Of course, there are many possible problems with what the authors have provided within the 800 words allotted to the authors by the New York Times. There are also many other way to test the hypothesis that PEDs have no effect on performance. If you want to offer a criticism, proceed to step 3. Until I see another study, I feel safe operating on the assumption that the null hypothesis has not been rejected.

5. John Beamer says:

JC — agree completely. Sorry if my remark came across as snarky.

I just don’t believe that the study these profs have done adds to the evidence either way. Based on the methodology we are no closer to knowing if there was or wasn’t a performance change.

Just because the authors only had 800 words to play with does not mean they couldn’t have done a more comprehensive statistical analysis ie, adjusting for age.

6. trert says:

I always figured that Clemens started roiding up in 1997. I know it’s not in the mitchell report but that is my opinion.

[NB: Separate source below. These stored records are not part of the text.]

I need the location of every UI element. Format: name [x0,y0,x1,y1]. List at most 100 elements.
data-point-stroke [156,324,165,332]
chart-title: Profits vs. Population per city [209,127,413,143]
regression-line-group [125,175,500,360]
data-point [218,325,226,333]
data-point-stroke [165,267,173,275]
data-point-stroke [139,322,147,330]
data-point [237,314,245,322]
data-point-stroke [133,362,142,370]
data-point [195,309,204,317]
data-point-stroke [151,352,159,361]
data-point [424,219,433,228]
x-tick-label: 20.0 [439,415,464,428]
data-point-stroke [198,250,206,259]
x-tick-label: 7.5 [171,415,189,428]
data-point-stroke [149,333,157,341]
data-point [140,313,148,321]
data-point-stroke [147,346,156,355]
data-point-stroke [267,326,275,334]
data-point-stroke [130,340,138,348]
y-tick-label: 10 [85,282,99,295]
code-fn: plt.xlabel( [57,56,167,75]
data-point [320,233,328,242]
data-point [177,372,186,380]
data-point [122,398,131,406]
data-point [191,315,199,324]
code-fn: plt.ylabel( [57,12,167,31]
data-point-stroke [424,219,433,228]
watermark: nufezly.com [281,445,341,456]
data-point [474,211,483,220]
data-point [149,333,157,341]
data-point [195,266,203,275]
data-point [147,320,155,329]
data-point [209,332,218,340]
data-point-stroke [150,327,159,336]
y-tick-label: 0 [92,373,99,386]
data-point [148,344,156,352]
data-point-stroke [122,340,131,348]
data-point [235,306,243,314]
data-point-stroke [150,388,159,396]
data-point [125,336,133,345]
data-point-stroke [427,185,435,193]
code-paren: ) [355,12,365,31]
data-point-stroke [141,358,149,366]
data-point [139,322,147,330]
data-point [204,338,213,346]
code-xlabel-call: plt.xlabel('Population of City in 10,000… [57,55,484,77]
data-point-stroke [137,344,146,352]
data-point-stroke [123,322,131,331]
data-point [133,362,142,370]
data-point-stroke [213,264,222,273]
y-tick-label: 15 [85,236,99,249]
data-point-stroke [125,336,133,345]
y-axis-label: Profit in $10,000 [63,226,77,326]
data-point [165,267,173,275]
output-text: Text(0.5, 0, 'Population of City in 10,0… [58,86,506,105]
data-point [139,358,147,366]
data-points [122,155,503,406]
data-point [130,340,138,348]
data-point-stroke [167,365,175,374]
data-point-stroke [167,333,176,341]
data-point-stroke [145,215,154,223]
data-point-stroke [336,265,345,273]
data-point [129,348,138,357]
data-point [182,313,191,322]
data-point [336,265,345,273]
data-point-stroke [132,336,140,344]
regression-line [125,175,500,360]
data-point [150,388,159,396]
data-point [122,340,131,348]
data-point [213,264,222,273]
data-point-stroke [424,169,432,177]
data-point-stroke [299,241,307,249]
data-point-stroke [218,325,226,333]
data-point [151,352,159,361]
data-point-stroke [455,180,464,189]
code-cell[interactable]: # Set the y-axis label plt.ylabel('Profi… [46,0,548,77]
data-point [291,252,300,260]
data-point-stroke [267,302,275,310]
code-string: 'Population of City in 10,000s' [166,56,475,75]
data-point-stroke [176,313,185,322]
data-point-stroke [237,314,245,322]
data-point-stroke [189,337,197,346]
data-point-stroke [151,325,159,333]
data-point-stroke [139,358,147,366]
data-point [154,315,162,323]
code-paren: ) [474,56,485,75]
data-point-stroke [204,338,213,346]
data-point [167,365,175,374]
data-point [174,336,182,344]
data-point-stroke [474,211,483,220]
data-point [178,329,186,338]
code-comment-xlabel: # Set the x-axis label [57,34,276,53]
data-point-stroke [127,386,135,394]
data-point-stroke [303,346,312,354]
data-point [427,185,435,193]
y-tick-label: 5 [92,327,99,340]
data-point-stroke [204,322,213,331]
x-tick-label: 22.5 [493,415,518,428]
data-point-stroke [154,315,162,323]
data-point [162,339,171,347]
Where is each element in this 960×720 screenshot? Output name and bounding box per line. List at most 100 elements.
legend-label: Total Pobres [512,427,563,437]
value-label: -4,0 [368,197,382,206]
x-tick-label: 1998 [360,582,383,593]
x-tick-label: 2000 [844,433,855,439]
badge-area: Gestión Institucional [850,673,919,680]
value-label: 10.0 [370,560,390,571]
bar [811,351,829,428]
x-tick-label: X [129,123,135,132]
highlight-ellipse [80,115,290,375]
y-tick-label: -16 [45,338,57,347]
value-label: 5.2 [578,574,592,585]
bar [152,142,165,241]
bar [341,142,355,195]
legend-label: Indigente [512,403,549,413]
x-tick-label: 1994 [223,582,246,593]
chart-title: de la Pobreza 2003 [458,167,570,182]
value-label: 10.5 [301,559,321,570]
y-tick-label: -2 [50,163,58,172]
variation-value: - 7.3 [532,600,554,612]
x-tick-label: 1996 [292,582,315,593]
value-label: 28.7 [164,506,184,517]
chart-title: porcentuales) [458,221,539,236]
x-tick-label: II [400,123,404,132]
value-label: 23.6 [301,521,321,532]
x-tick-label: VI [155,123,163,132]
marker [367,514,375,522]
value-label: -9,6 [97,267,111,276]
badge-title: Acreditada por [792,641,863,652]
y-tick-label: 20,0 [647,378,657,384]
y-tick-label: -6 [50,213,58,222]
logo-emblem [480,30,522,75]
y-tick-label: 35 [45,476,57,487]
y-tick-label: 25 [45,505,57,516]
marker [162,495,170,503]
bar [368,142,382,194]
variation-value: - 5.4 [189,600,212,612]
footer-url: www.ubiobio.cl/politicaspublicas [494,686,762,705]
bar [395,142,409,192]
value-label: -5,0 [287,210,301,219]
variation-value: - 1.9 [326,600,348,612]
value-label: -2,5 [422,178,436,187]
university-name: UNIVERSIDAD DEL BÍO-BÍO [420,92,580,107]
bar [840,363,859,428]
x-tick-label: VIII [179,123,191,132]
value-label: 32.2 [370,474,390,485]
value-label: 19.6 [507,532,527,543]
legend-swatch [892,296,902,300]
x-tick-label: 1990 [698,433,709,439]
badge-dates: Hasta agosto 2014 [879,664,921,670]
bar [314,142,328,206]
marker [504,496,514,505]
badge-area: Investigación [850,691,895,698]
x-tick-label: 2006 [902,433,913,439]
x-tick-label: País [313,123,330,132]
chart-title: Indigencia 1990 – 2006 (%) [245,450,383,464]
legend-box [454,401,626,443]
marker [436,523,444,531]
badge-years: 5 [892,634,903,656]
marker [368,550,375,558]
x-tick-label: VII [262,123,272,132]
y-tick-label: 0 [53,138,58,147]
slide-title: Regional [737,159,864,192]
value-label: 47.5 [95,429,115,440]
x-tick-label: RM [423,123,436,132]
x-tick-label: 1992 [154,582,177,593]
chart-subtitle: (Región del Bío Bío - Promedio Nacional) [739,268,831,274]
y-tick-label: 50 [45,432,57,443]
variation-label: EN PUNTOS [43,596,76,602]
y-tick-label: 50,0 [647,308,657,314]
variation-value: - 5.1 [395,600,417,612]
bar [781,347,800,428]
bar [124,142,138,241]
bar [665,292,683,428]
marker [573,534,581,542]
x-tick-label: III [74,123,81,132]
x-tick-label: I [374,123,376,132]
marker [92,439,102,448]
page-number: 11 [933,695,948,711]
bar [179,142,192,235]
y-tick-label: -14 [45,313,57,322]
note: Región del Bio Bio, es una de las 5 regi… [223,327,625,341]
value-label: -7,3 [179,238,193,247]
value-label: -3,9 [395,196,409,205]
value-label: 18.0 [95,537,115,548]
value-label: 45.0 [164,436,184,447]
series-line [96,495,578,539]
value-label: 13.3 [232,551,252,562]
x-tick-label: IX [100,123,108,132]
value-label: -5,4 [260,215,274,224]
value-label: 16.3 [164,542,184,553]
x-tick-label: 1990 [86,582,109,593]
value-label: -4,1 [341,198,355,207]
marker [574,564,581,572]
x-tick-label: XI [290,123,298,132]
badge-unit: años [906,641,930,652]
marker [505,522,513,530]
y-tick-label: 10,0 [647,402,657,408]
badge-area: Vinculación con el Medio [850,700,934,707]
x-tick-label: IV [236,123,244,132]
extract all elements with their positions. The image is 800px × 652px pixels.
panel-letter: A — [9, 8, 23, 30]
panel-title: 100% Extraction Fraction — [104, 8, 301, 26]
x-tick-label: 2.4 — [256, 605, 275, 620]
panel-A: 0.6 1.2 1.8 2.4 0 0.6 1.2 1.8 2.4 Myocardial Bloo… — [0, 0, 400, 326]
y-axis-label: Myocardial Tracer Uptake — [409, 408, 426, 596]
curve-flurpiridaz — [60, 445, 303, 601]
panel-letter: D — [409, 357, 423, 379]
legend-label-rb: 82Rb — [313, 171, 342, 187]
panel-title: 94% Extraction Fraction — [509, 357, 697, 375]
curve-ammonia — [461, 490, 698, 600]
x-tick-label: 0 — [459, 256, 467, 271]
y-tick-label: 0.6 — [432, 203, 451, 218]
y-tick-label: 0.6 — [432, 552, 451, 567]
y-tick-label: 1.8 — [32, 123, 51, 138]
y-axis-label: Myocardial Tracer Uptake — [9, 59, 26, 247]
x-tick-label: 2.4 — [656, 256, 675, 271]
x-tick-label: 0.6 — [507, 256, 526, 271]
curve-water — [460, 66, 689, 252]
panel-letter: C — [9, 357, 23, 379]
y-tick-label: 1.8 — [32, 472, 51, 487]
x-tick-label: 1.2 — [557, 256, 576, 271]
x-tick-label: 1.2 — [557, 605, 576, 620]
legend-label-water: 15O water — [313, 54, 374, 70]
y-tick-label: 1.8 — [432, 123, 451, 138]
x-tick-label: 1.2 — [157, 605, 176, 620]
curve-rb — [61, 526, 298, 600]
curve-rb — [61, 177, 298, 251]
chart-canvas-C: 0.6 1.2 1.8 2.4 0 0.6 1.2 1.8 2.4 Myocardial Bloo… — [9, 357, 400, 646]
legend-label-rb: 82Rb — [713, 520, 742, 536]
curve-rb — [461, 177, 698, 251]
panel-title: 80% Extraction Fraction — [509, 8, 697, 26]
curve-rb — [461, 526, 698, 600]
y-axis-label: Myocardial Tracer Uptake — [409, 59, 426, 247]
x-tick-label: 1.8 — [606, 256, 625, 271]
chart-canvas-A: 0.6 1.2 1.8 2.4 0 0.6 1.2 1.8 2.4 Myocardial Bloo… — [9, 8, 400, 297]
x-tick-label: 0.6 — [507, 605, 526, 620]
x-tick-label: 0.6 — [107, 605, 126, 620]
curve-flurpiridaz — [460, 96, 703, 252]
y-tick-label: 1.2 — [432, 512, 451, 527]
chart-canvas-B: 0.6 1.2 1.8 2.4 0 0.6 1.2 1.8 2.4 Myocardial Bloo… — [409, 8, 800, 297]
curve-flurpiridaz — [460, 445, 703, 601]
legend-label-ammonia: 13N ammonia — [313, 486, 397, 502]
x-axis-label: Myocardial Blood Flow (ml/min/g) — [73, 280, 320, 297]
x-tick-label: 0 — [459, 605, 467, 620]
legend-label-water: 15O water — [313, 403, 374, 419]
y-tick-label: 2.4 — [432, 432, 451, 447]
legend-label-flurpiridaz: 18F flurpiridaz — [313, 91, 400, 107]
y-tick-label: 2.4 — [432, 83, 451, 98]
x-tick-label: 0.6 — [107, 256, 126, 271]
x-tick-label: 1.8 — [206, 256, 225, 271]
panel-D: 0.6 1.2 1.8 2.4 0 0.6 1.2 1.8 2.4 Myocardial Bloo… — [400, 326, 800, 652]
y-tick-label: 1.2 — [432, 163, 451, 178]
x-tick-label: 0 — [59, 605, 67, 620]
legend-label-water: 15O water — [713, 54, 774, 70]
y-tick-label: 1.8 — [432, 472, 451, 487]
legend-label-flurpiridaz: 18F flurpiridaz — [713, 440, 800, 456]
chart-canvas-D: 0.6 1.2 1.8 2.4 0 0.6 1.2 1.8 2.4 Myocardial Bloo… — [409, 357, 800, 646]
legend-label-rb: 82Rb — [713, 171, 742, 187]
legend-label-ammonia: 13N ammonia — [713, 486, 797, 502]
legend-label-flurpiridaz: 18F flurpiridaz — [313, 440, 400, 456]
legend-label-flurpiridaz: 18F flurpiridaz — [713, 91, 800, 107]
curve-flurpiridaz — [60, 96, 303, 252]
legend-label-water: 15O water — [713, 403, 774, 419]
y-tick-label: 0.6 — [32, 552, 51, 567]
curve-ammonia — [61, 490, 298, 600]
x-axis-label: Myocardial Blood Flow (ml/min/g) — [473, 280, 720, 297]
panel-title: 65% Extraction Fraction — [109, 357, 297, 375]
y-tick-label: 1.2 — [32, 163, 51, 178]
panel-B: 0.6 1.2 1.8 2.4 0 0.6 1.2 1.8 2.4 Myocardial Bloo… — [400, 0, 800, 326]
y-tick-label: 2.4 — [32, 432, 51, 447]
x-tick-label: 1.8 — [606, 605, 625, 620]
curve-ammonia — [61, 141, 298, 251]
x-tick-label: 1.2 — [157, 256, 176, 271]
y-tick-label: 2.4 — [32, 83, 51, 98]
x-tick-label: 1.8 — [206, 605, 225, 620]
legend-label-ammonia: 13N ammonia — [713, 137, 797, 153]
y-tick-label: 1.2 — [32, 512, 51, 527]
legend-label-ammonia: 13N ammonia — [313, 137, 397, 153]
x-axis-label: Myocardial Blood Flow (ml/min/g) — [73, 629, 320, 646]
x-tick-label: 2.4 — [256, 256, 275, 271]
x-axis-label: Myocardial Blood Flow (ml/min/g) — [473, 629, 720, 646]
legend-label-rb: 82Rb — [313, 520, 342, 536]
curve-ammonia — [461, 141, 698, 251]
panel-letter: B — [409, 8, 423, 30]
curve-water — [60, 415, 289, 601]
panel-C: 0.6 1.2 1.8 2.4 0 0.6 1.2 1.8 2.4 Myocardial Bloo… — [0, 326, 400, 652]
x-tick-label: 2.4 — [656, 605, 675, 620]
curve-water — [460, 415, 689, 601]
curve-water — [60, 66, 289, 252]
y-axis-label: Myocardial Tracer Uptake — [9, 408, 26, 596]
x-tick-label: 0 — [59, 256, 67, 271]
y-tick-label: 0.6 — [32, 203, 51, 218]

7. I am shocked, although it is obvious the two men are more statisticians then baseball fans. While they managed to appropriately use RA (unless that is a typ-o) the use of batting average and slugging percentage is a little strange.

While the age argument is valid, consider that the majority of player start their careers off relatively slow taking upwards of 900 at bats to finally get into their major league groove. That said, while some may have been trying to fetch the fountain of youth, I gather that could be proven incorrect by looking at their post PED statistics – ie when testing occurred.

8. Mike says:

This is a really, really bad study. Certainly there’s the age effects there, which others have underscored. Then there’s the length-of-treatment effect – why should Brian Roberts or Andy Pettitte have years of baseball fall under the “with steroids/HGH” if they are telling the truth when they say they only used them once or twice?

I mean, this study absolutely requires some kind of baseline or expectation with which to measure players against. Without it, you learn absolutely nothing.

I love the part about Babe Ruth too. His first 6 years he was a PITCHER, so that kind of back-end loads his HR production anyways. Also, his last 6 years were all 2 years younger than Bonds’ last 6 years. Not a huge difference, but imagine if his last 6 years were age 24-29. Obviously you expect someone to produce more HR relative to their career the closer they are to their “prime”.

Anyways, I realize this is a newspaper article and not a peer-reviewed journal article. But if these guys are going to put their titles at the end of it and represent their (good!) schools, I think they should probably make sure their work is methodologically sound. I don’t understand how you can feel comfortable with their findings, given the fact that they controlled for NOTHING in their experiment.

9. JC says:

This study is not “really, really bad.” It is simple, possibly too simple, but parsimony has its advantages. And this is normally where we begin. Do the authors claim that this is an exhaustive study of the subject?

Our results run contrary to the prevailing wisdom. One reason might be that most baseball skills depend primarily upon reaction times and judgments, factors unaffected (or even degraded) by these drugs. Also, in a team sport like baseball, other variables affect individual performance: quality of one’s teammates, home ballpark, changes in the strike zone, injuries and pitching. These factors could mask very slight performance changes like the ones we found.

It is possible (but not addressable by these data) that one effect of drugs is to help players compensate for decline as they age, and thus to extend their careers. But there is no evidence in these data for performance enhancement above previous levels.

And for all of the outrage I keep reading about this article, I’ve yet to see someone correct for these obvious problems. In any event, just from eyeballing the players’ statistics listed in Mitchell Report, I see no obvious impacts.